If an individual voluntarily quits a job citing concerns about the sufficiency of COVID-19 safeguards in the workplace, the state agency may evaluate the situation in light of 7 CFR 273.7(i)(3) and (h)(2), which provides that good cause includes circumstances where employment becomes unsuitable with respect to health and safety. Because COVID-19 is a communicable virus, it is also important that states consider an individual’s concern for the safety of their household members as well as themselves.
In deciding whether employment has become unsuitable with respect to health and safety, a state agency may rely on state or local law and guidelines. State agencies are encouraged to also consider the Department of Labor Occupational Safety and Health Administration’s (OSHA) recommendations for employers to mitigate the spread of COVID-19 in the workplace. OSHA’s guidance contains important recommendations for mitigating the spread of COVID-19 in workplaces, including recommendations for facilitating worker vaccinations (the CDC provides the following information on the benefits and safety of vaccinations); keeping infected and symptomatic workers out of the workplace; implementing physical distancing; using face coverings and personal protective equipment; and maintaining ventilation systems.

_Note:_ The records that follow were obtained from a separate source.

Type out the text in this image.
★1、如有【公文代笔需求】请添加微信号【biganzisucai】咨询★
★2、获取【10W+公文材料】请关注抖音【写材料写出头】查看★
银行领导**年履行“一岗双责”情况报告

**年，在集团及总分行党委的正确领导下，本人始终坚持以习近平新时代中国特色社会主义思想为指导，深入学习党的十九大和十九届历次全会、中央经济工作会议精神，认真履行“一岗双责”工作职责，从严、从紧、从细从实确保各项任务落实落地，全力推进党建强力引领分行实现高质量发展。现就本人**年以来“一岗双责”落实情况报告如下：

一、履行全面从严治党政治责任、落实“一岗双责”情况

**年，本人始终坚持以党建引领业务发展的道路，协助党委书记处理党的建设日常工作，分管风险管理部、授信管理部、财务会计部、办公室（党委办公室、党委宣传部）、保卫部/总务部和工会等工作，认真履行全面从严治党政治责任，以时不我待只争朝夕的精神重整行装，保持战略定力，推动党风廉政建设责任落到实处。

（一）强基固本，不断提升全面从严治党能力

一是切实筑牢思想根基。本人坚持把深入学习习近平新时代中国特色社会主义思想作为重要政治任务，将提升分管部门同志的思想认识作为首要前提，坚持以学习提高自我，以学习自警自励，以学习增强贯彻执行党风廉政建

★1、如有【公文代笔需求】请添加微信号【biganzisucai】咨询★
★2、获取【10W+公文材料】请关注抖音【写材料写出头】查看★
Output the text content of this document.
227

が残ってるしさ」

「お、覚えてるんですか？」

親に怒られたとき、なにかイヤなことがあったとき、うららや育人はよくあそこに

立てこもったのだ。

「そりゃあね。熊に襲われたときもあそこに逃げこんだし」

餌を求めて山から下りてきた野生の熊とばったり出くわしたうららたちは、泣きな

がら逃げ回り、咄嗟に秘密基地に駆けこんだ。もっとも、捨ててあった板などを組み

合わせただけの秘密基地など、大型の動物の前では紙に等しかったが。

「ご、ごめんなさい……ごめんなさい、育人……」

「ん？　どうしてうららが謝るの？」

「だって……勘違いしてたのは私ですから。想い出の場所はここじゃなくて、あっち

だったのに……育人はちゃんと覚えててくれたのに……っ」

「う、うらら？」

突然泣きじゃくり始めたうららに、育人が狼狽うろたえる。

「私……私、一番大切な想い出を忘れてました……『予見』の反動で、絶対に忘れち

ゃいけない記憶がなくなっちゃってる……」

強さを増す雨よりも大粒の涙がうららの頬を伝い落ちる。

OSHA’s Workers' Rights and Protections entitle workers to the right to refuse dangerous work under certain circumstances. If a worker believes working conditions are unsafe or unhealthful, OSHA recommends that they bring the conditions to their employer's attention and file a complaint with OSHA. However, they should not leave the worksite merely because they have filed a complaint. If the condition clearly presents a risk of death or serious physical harm, there is not sufficient time for OSHA to inspect, and, where possible, they have brought the condition to the attention of their employer, they may have a legal right to refuse to work in a situation in which they would be exposed to the hazard.

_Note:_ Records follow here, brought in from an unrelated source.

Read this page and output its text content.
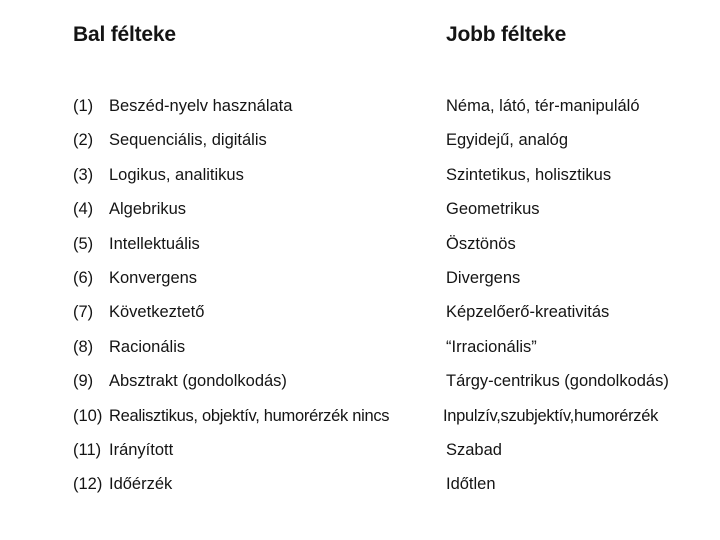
Bal félteke	Jobb félteke
(1) Beszéd-nyelv használata	Néma, látó, tér-manipuláló
(2) Sequenciális, digitális	Egyidejű, analóg
(3) Logikus, analitikus	Szintetikus, holisztikus
(4) Algebrikus	Geometrikus
(5) Intellektuális	Ösztönös
(6) Konvergens	Divergens
(7) Következtető	Képzelőerő-kreativitás
(8) Racionális	“Irracionális”
(9) Absztrakt (gondolkodás)	Tárgy-centrikus (gondolkodás)
(10) Realisztikus, objektív, humorérzék nincs	Inpulzív,szubjektív,humorérzék
(11) Irányított	Szabad
(12) Időérzék	Időtlen
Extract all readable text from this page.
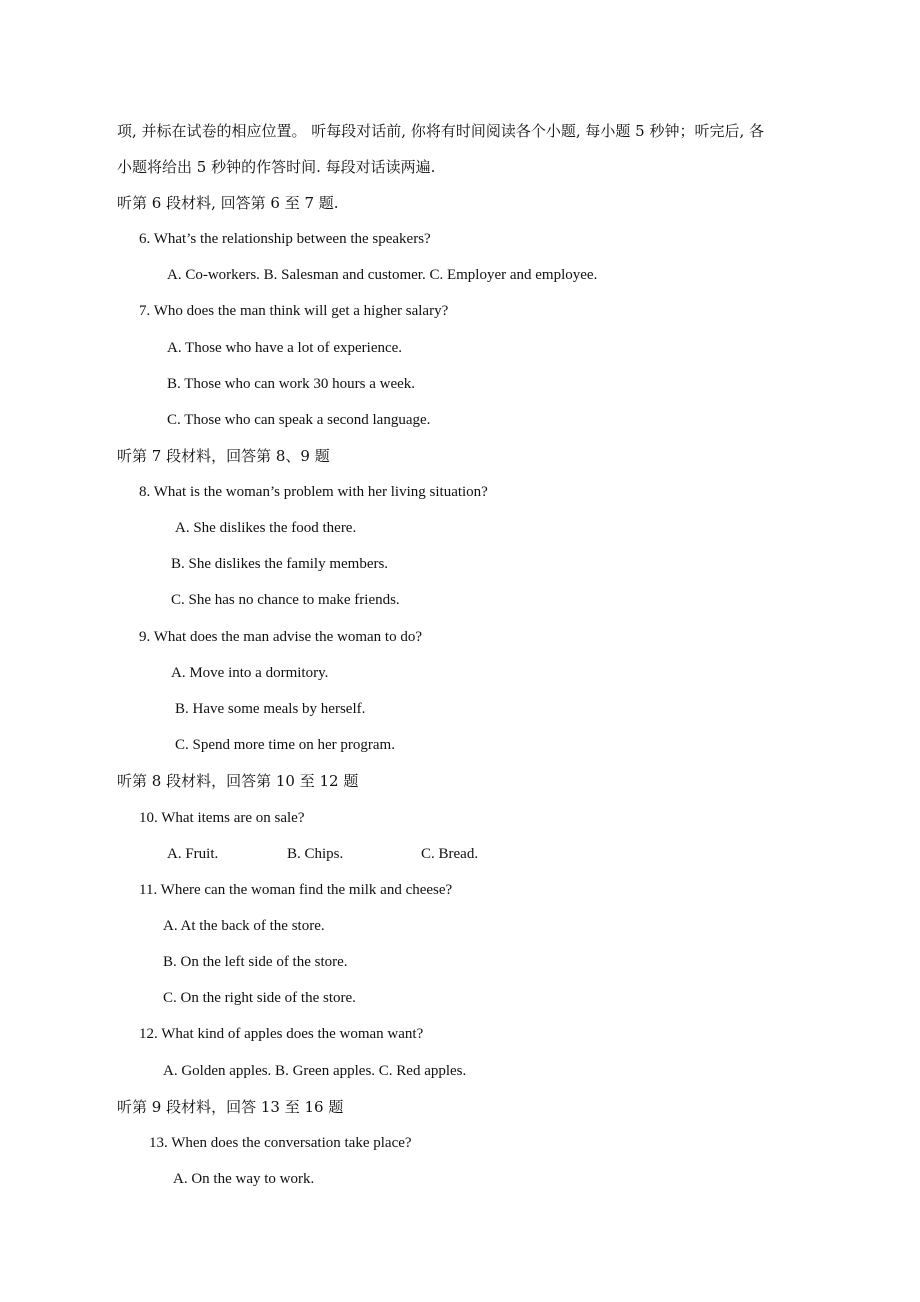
项, 并标在试卷的相应位置。 听每段对话前, 你将有时间阅读各个小题, 每小题 5 秒钟；听完后, 各
小题将给出 5 秒钟的作答时间. 每段对话读两遍.
听第 6 段材料, 回答第 6 至 7 题.
6. What’s the relationship between the speakers?
A. Co-workers. B. Salesman and customer. C. Employer and employee.
7. Who does the man think will get a higher salary?
A. Those who have a lot of experience.
B. Those who can work 30 hours a week.
C. Those who can speak a second language.
听第 7 段材料，回答第 8、9 题
8. What is the woman’s problem with her living situation?
A. She dislikes the food there.
B. She dislikes the family members.
C. She has no chance to make friends.
9. What does the man advise the woman to do?
A. Move into a dormitory.
B. Have some meals by herself.
C. Spend more time on her program.
听第 8 段材料，回答第 10 至 12 题
10. What items are on sale?
A. Fruit.	B. Chips.	C. Bread.
11. Where can the woman find the milk and cheese?
A. At the back of the store.
B. On the left side of the store.
C. On the right side of the store.
12. What kind of apples does the woman want?
A. Golden apples. B. Green apples. C. Red apples.
听第 9 段材料，回答 13 至 16 题
13. When does the conversation take place?
A. On the way to work.
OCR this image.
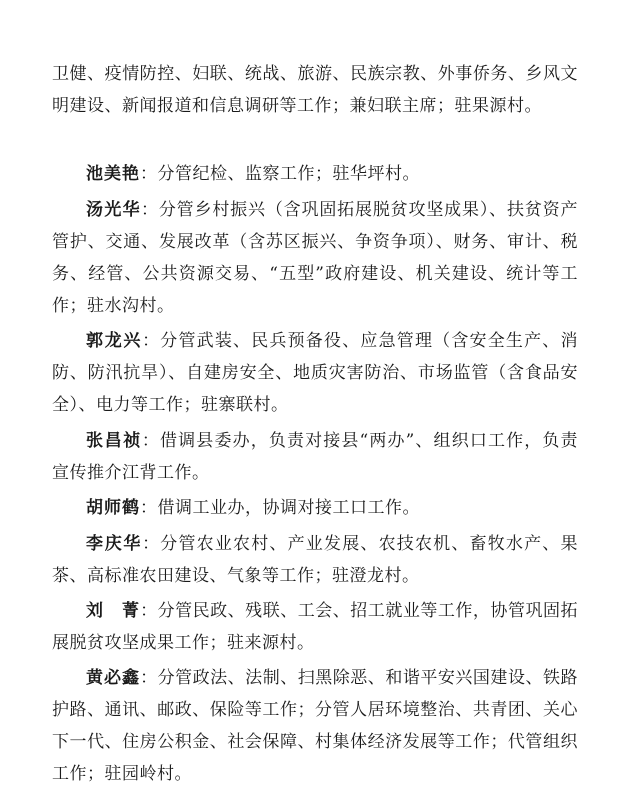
卫健、疫情防控、妇联、统战、旅游、民族宗教、外事侨务、乡风文明建设、新闻报道和信息调研等工作；兼妇联主席；驻果源村。

池美艳：分管纪检、监察工作；驻华坪村。

汤光华：分管乡村振兴（含巩固拓展脱贫攻坚成果）、扶贫资产管护、交通、发展改革（含苏区振兴、争资争项）、财务、审计、税务、经管、公共资源交易、“五型”政府建设、机关建设、统计等工作；驻水沟村。

郭龙兴：分管武装、民兵预备役、应急管理（含安全生产、消防、防汛抗旱）、自建房安全、地质灾害防治、市场监管（含食品安全）、电力等工作；驻寨联村。

张昌祯：借调县委办，负责对接县“两办”、组织口工作，负责宣传推介江背工作。

胡师鹤：借调工业办，协调对接工口工作。

李庆华：分管农业农村、产业发展、农技农机、畜牧水产、果茶、高标准农田建设、气象等工作；驻澄龙村。

刘　菁：分管民政、残联、工会、招工就业等工作，协管巩固拓展脱贫攻坚成果工作；驻来源村。

黄必鑫：分管政法、法制、扫黑除恶、和谐平安兴国建设、铁路护路、通讯、邮政、保险等工作；分管人居环境整治、共青团、关心下一代、住房公积金、社会保障、村集体经济发展等工作；代管组织工作；驻园岭村。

If an individual voluntarily quits employment in response to a vaccination requirement (related to vaccination or testing), again, a state agency must evaluate the specific circumstances and determine whether good cause is met under 7 CFR 273.7(h) and (i). For example, if an employer did not offer an accommodation for an individual with a medical or religious reason for not complying with the vaccination requirement, the state agency should consider whether such circumstances warrant good cause under 7 CFR 273.7(i)(3)(i) or 7 CFR 273.7(h)(2)(v). 2
The state agency may also look to other good cause factors, such as whether the circumstances were beyond the individual’s control as provided under 7 CFR 273.7(i)(2). Such circumstances typically are, but are not limited to, illness, illness of another household member requiring the presence of the member, a household emergency, the unavailability of transportation, or the lack of adequate childcare for children who have reached age six but are under age 12.
It is not possible for the Department to enumerate each individual situation that should or should not be considered good cause. State agencies must consider the facts and circumstances, including any information submitted by the employer and by the household member involved, in determining whether good cause exists.

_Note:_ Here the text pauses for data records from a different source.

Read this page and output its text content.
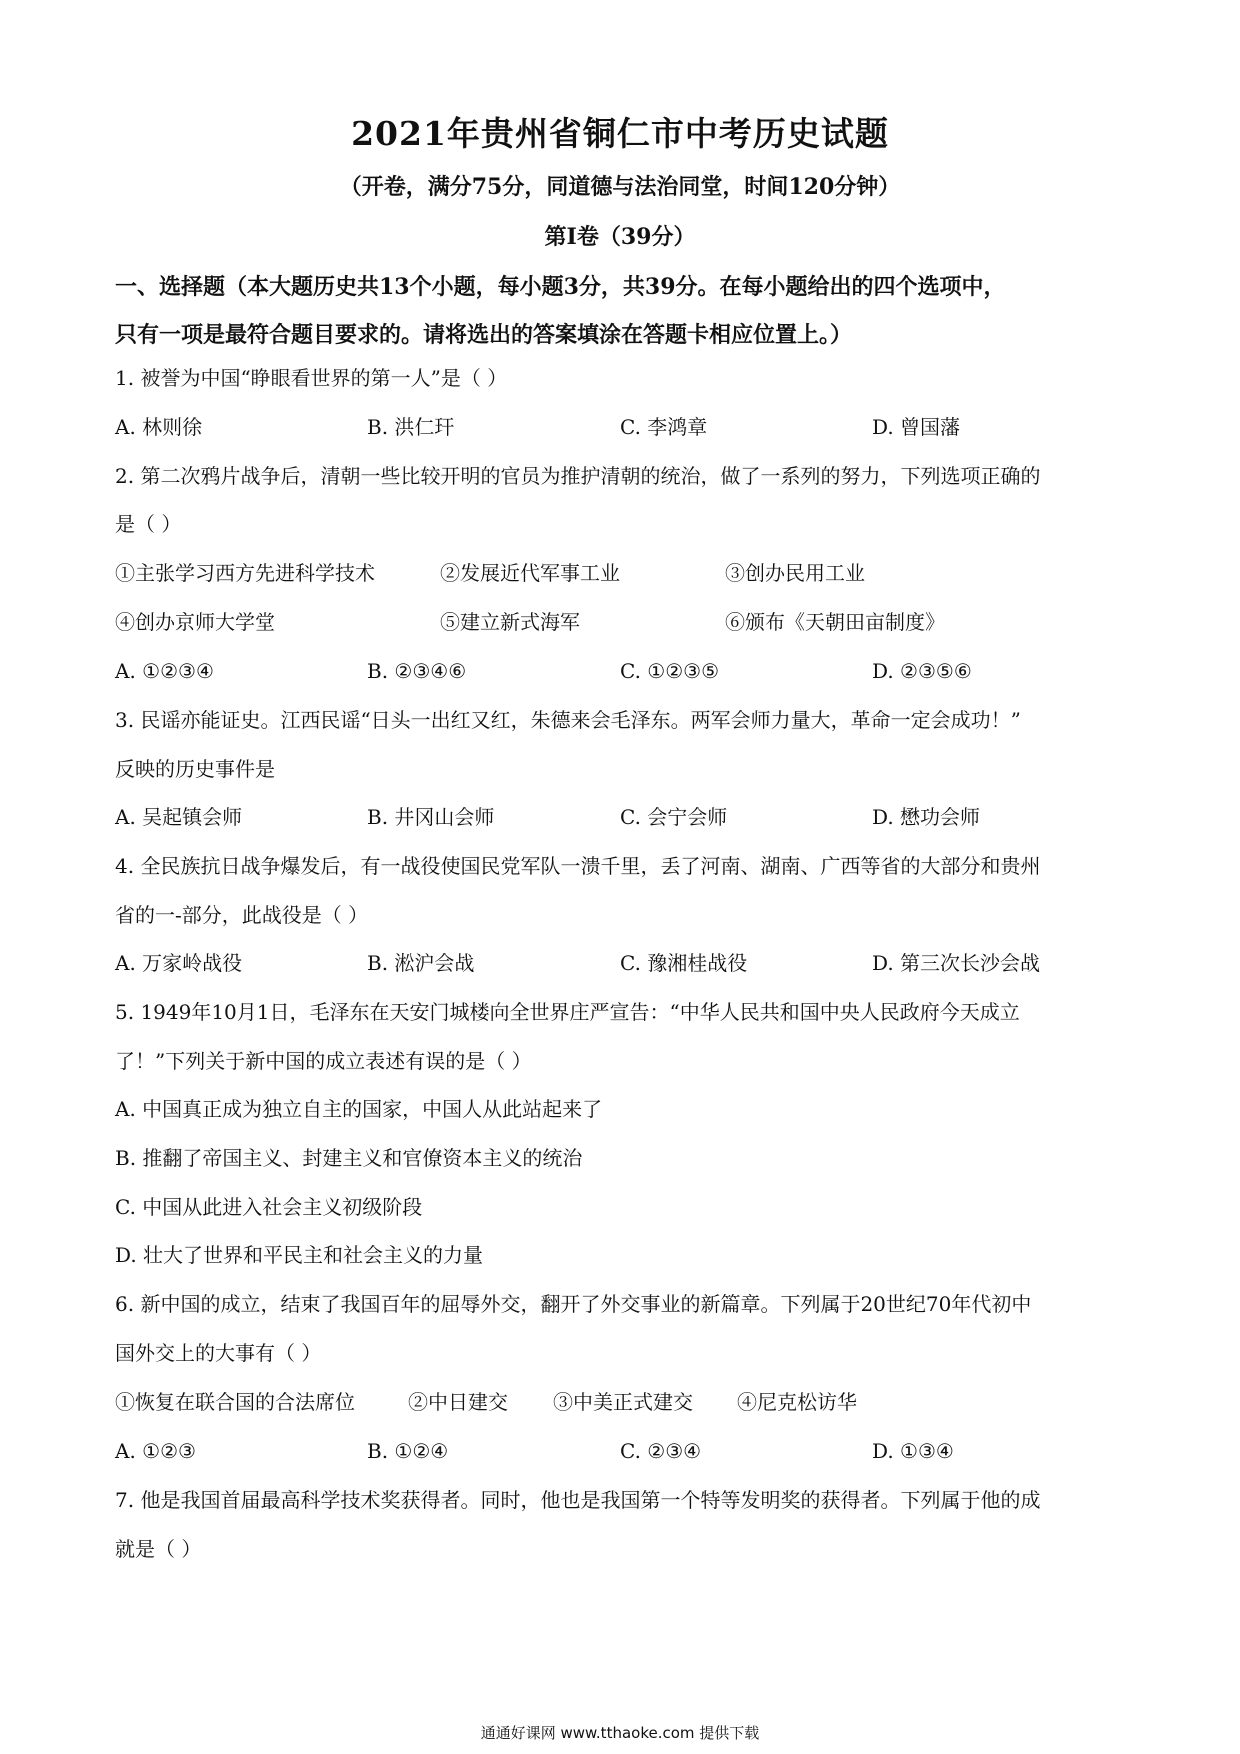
2021年贵州省铜仁市中考历史试题
（开卷，满分75分，同道德与法治同堂，时间120分钟）
第Ⅰ卷（39分）
一、选择题（本大题历史共13个小题，每小题3分，共39分。在每小题给出的四个选项中，
只有一项是最符合题目要求的。请将选出的答案填涂在答题卡相应位置上。）
1. 被誉为中国“睁眼看世界的第一人”是（ ）
A. 林则徐	B. 洪仁玕	C. 李鸿章	D. 曾国藩
2. 第二次鸦片战争后，清朝一些比较开明的官员为推护清朝的统治，做了一系列的努力，下列选项正确的
是（ ）
①主张学习西方先进科学技术	②发展近代军事工业	③创办民用工业
④创办京师大学堂	⑤建立新式海军	⑥颁布《天朝田亩制度》
A. ①②③④	B. ②③④⑥	C. ①②③⑤	D. ②③⑤⑥
3. 民谣亦能证史。江西民谣“日头一出红又红，朱德来会毛泽东。两军会师力量大，革命一定会成功！”
反映的历史事件是
A. 吴起镇会师	B. 井冈山会师	C. 会宁会师	D. 懋功会师
4. 全民族抗日战争爆发后，有一战役使国民党军队一溃千里，丢了河南、湖南、广西等省的大部分和贵州
省的一-部分，此战役是（ ）
A. 万家岭战役	B. 淞沪会战	C. 豫湘桂战役	D. 第三次长沙会战
5. 1949年10月1日，毛泽东在天安门城楼向全世界庄严宣告：“中华人民共和国中央人民政府今天成立
了！”下列关于新中国的成立表述有误的是（ ）
A. 中国真正成为独立自主的国家，中国人从此站起来了
B. 推翻了帝国主义、封建主义和官僚资本主义的统治
C. 中国从此进入社会主义初级阶段
D. 壮大了世界和平民主和社会主义的力量
6. 新中国的成立，结束了我国百年的屈辱外交，翻开了外交事业的新篇章。下列属于20世纪70年代初中
国外交上的大事有（ ）
①恢复在联合国的合法席位	②中日建交 ③中美正式建交 ④尼克松访华
A. ①②③	B. ①②④	C. ②③④	D. ①③④
7. 他是我国首届最高科学技术奖获得者。同时，他也是我国第一个特等发明奖的获得者。下列属于他的成
就是（ ）
通通好课网 www.tthaoke.com 提供下载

State agencies with questions should contact their respective regional office representatives.
Program Development Division
2 If an employee requested an accommodation for medical or religious reasons, and the accommodation was denied because it would be an undue hardship on the employer, that would also be good cause. All but the smallest of employers (those with fewer than 15 employees) are subject to Title 1 of the ADA and Title VII of the Civil Rights Act, so most employers are legally obligated to at least consider employees’ requests for accommodations.